Depuis 10 ans maintenant, le Théâtre Paris Villette soutient l’émergence dans le spectacle vivant avec le Festival SPOT. Cette année, du 12 au 29 septembre 2023, 6 équipes ont été invitées pour présenter leurs créations autour du thème : “Fugues majeures”.
C’est donc dans ce cadre que Zone Critique a pu découvrir la pièce d’Hugues Jourdain : Dernier amour.

Trois ami.e.s : Charlie, Hugues et Salomé, ne pouvant se remettre d’un chagrin d’amour, décident de quitter la Terre. Une fois dans l’espace, accompagné.e.s de Roxanne, le robot du vaisseau, il.elle.s décident de jouer une dernière pièce de théâtre : la plus triste du monde.

Voyage dans l’intime

L’expérience de la pièce se complète lorsque l’on s’autorise à renouer avec notre intime, nos souvenirs et bien évidemment notre imaginaire.

Bien que le pitch nous évoque immanquablement des Blockbusters comme Interstellar ou Gravity, nous sommes en réalité très loin des effets spéciaux, discours grandiloquents et explosions en tout genre. Le spectacle suit la ligne directrice de la simplicité, aussi bien en termes de décors, d’accessoires, de costumes ou de jeu. La question posée est elle-même aussi très simple : comment vivre l’échec amoureux ? Durant 1h30, les comédien.ne.s n’essayeront pas forcément d’y répondre, mais plutôt de partager l’universalité des sentiments qui en découlent avec le public. Il.elle.s s’adresseront, face public, sans qu’on puisse trop distinguer ce qui tient du personnage et du vrai, de la fiction et de la réalité.

La forme est extrêmement consciente de ce qui se joue, de ses codes, de ses conventions, de ses spectateurs. Dès le départ, par un tour de passe passe capillotracté, aux saveurs d’un épisode de Doctor Who, les acteur.ice.s nous informent qu’il.elle.s vont jouer cette dernière représentation devant nous, depuis leur navette spatiale, mais qu’en raison d’un décalage spatio-temporel, il est inutile pour nous public, d’applaudir, de répondre ou de rire, car le son ne leur parviendra qu’une heure après ce qui pourrait perturber le bon déroulement de la représentation. La consigne, délibérément absurde nous responsabilise, nous aussi spectateur.ice.s avons notre rôle à jouer. Evidemment, et à beaucoup d’endroit du spectacle, il ne s’agit pas de prendre cela au pied de la lettre. C’est plutôt une demande au réel, de bien vouloir s’inviter dans la fiction. C’est un “voyage immobile” qui nous est proposé avec beaucoup de soin et de délicatesse.
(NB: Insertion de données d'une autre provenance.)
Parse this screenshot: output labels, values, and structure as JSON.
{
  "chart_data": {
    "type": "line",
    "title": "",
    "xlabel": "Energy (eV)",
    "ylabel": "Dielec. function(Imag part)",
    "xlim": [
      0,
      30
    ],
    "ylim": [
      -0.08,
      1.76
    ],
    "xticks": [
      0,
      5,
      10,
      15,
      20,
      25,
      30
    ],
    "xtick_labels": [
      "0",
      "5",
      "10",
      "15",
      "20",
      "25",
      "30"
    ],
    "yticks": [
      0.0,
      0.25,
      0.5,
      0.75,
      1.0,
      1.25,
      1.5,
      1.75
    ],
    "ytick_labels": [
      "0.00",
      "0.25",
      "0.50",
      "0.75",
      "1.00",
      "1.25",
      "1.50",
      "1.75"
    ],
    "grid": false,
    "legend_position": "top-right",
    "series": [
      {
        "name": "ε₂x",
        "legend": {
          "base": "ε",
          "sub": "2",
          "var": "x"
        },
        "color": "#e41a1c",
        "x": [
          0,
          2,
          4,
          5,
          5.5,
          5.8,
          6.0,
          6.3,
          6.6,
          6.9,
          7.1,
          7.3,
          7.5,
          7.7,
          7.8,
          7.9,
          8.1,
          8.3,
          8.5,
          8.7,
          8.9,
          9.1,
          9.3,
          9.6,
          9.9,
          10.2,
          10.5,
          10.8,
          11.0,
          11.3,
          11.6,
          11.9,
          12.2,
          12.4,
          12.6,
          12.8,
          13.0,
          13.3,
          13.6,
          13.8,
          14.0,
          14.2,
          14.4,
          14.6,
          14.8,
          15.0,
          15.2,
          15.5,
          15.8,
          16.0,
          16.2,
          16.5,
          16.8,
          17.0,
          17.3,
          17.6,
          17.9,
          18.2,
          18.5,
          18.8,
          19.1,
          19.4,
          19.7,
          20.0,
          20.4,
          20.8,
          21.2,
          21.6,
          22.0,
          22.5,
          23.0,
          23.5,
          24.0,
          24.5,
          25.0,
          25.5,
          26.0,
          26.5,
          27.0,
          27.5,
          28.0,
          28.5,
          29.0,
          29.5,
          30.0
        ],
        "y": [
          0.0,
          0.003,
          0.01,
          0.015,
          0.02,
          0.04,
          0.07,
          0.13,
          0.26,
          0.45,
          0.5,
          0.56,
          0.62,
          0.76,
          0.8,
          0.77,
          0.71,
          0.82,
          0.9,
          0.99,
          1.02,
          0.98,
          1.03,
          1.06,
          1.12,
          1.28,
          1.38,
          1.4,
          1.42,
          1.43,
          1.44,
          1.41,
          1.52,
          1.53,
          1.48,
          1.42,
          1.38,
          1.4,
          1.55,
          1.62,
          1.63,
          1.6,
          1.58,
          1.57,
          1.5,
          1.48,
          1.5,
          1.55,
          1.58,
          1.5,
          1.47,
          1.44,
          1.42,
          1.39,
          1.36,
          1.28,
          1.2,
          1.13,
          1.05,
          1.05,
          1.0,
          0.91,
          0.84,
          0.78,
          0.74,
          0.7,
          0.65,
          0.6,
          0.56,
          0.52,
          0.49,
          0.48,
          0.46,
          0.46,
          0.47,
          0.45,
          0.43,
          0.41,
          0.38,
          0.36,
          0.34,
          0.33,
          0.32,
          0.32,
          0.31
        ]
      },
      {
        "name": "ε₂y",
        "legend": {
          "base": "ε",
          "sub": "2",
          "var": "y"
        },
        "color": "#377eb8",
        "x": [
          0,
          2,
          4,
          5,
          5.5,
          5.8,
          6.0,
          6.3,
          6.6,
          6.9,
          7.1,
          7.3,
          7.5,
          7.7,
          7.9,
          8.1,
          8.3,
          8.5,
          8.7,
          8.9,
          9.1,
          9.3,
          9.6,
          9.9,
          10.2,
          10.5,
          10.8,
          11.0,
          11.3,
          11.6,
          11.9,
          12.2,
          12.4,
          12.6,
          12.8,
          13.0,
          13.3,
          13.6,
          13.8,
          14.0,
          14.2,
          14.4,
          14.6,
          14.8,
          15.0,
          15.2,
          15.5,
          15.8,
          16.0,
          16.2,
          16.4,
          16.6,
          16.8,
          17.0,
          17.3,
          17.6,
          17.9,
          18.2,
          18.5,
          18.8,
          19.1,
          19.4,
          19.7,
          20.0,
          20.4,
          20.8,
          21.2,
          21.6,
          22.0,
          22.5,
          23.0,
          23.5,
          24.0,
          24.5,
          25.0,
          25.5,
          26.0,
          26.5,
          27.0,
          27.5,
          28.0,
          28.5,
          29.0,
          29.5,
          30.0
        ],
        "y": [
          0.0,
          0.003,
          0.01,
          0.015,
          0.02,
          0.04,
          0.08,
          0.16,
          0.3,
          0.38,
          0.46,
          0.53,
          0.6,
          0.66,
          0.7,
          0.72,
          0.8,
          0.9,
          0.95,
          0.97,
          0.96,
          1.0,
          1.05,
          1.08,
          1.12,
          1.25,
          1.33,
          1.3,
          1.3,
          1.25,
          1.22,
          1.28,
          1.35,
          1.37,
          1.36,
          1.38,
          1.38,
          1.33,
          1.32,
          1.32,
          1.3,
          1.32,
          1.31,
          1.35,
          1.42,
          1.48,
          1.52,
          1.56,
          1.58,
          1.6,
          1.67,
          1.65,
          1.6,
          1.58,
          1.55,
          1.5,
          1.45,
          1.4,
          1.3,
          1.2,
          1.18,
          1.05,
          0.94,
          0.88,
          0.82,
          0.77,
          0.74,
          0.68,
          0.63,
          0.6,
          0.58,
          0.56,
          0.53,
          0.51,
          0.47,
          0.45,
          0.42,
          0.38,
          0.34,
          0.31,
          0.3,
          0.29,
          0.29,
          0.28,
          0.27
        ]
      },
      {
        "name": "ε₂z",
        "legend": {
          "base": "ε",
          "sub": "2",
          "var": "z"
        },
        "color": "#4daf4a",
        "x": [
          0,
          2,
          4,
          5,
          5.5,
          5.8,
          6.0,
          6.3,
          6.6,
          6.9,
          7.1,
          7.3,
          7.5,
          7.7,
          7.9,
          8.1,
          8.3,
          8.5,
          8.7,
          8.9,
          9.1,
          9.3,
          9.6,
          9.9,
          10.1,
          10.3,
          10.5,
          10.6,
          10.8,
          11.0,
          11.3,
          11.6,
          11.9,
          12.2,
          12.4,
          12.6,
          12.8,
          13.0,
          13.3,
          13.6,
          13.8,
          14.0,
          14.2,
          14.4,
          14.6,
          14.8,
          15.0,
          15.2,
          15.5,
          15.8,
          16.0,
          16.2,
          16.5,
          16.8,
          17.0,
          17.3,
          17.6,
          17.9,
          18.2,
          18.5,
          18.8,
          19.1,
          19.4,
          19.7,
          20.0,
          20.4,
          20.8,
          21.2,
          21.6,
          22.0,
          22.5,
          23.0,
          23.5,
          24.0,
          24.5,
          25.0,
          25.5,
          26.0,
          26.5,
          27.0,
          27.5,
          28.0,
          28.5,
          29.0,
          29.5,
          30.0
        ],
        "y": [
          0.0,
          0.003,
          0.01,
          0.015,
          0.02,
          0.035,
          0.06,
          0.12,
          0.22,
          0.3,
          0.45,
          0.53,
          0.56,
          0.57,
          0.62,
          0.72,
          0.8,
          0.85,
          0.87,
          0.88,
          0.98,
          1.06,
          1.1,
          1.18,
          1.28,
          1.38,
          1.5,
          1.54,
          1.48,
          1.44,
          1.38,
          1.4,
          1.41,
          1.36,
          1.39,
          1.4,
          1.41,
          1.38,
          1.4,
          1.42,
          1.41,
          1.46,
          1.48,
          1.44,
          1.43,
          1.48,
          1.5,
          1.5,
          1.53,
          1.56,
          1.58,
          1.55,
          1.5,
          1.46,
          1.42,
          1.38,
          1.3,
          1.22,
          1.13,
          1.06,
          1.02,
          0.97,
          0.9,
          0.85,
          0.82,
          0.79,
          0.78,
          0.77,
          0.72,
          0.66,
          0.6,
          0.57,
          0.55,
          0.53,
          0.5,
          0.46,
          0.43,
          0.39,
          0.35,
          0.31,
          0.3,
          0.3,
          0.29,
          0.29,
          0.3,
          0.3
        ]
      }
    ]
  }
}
L’expérience de la pièce se complète lorsque l’on s’autorise à renouer avec notre intime, nos souvenirs et bien évidemment notre imaginaire. Le spectacle ne déborde pas d’enjeux : le risque de la collision contre des astéroïdes ou autres drames galactiques reste très mesuré, les personnages ne semblent pas vivre au présent mais semblent immergés dans leur passé et la destination du vaisseau elle même n’est pas une sujet. Cela permet au spectateur, de s’autoriser par moment à vaquer dans ses propres pensées et à compléter les vides.

© Christophe Raynaud de Lage

Le monde à l’envers

On part de la fin pour voir où nous en sommes.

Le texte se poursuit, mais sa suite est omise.